Esto no es sorprendente ni equivocado. Koestler fue un intelectual comprometido, novelista de ideas políticas, periodista, agitador, propagandista y partidario de diversas causas hasta su acto final: su suicidio fue en parte la culminación de la discusión por el derecho a hacerlo [ ver recuadro ], un acto ejemplar si se toma en sí mismo (algo que no fue así, inevitablemente, porque lo acompañó el suicidio de su esposa, Cynthia). Fue alguien que utilizó y ofreció su propia vida como prueba. Nacido en Europa central, forjado políticamente por los acontecimientos del extremo oriental (Rusia), reorientado políticamente por los acontecimientos que se produjeron en el otro extremo (España), tentado primero por establecer su casa en el sureste cálido (Israel), y terminando por fin como ciudadano en el frío noroeste (Gran Bretaña), Koestler podía afirmar, y afirmaba, que su existencia vagabunda, de búsqueda, perseguida y obsesionada, era tan arquetípica como lo puede llegar a ser la vida este siglo.
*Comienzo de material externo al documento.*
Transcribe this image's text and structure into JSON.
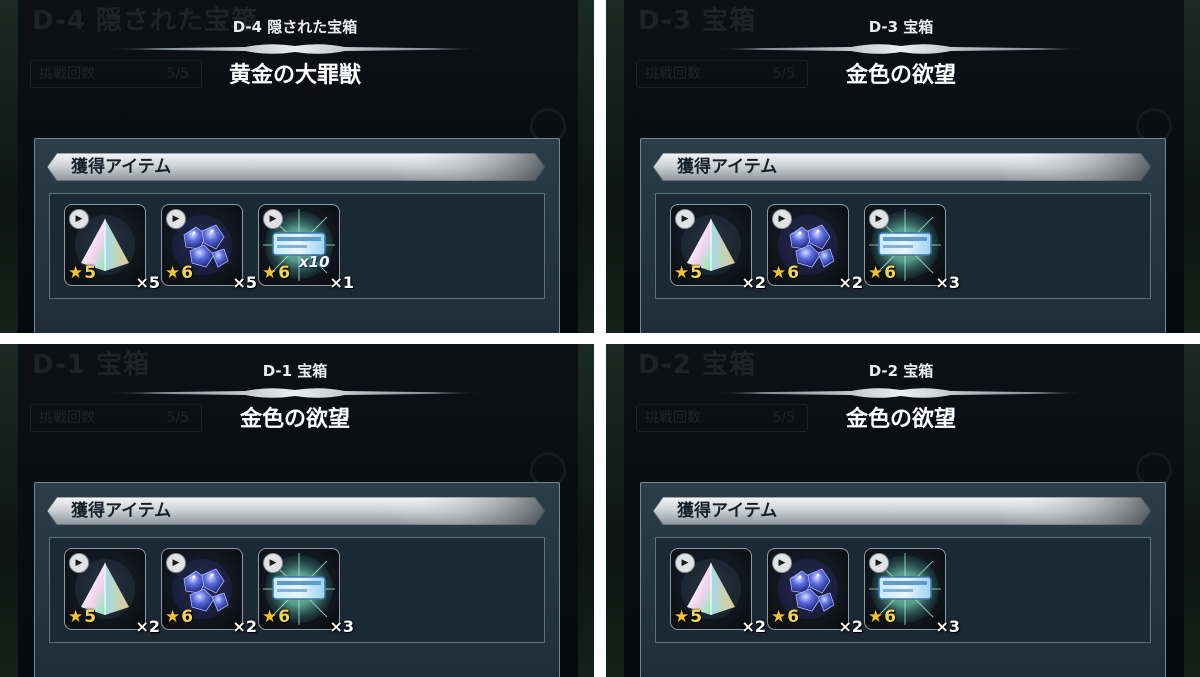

Así lo afirmó en dos volúmenes autobiográficos, Arrow in the Blue y The InvisibleWriting .
También intentó, como es natural, controlar su propia versión de su vida citando y corrigiendo a su primer biógrafo, Inin Hamilton, cuyo libro, bastante poco documentado, apareció en 1982, y después litigando contra él. Desde la muerte de Koestler, Michael Scammel ha trabajado en la biografía oficial. La amplia interpretación que David Cesarani ha hecho de la vida y el pensamiento de Koestler en Arthur Koestler: The Homeless Mind, que con considerable astucia evita denominarse a sí misma biografía, es la obra de un estudioso serio y de un biógrafo oportunista. La consecuencia maligna, aunque a menudo no intencionada, de buena parte de las biografías actuales es que los logros del sujeto quedan rebajados o ensombrecidos por detalles hasta ese momento desconocidos de su vida privada. Ciertamente, Cesarani consigue esto, pero también algo más extraño: un ensombrecimiento paralelo de sus propios conocimientos.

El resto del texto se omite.